IBM Ordered To Pay $1.6 Bln To BMC Software In AT&T Case

International Business Machines Corp. has been ordered to pay $1.6 billion to BMC Software Inc. for fraud and contract violations in connection with mutual client AT&T Inc.

U.S. District Judge Gray Miller made the final ruling in the case, which began five years ago in the US District Court, Southern District of Texas (Houston). The judgement followed a seven-day trial from March 14 to March 24.

For long, both IBM and IT firm BMC had operated under a deal that disallowed IBM from moving mutual clients over to its own software product line.

IBM had serviced AT&T’s mainframe computers for years, but the telecom major relied on BMC software since 2007. Later, AT&T conducted an internal initiative to migrate to IBM software from BMC software.

Following this, in 2017, BMC sued IBM accusing it for poaching AT&T’s software business when both companies renewed their power-sharing deal.

BMC had asked the court to award $791 million for IBM’s breach of their agreement and $104 million for lost profits on the AT&T contract.

Meanwhile, IBM’s response was that it was AT&T which declined BMC’s products and turned to IBM for its own reasons. IBM claimed it to be fair game under its agreement with BMC.

The judge rejected IBM’s claim that it acquired the mainframe software account of AT&T, one of BMC’s core customers, in a fare deal. According to the Judge, IBM fraudulently induced BMC to sign the 2015 power-sharing deal barring IBM from poaching mutual clients.

The judge said, “The court has determined that the theory asserted by BMC, and found meritorious by the court, which affords BMC the greatest recovery is its claim against IBM for fraudulent inducement. Accordingly, BMC shall recover direct and punitive damages from IBM on its fraudulent inducement claim, plus prejudgment interest in the amount of 5% and postjudgment interest.”
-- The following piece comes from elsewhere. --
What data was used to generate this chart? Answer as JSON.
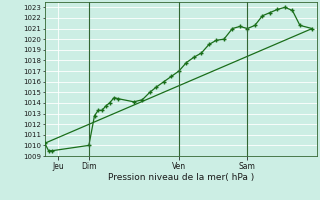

In the ruling, Miller awarded $717.74 million in actual contractual damages, $168.23 million in prejudgment interest and an additional $717.74 million in punitive damages based on fraud by clear and convincing evidence.

BMC is also entitled to recover from IBM post-judgment interest from the date of the entry of judgment until satisfaction or payment at the rate of 2.06% per annum.

The combined amount of actual damages, exemplary damages, and pre-judgment interest on actual damages awarded to BMC in the amounts to about $1.60 billion.

Meanwhile, Miller dismissed several BMC contract and trade secret claims against IBM.

Responding to the judgement, IBM said it had acted in good faith in every respect, and would appeal the verdict.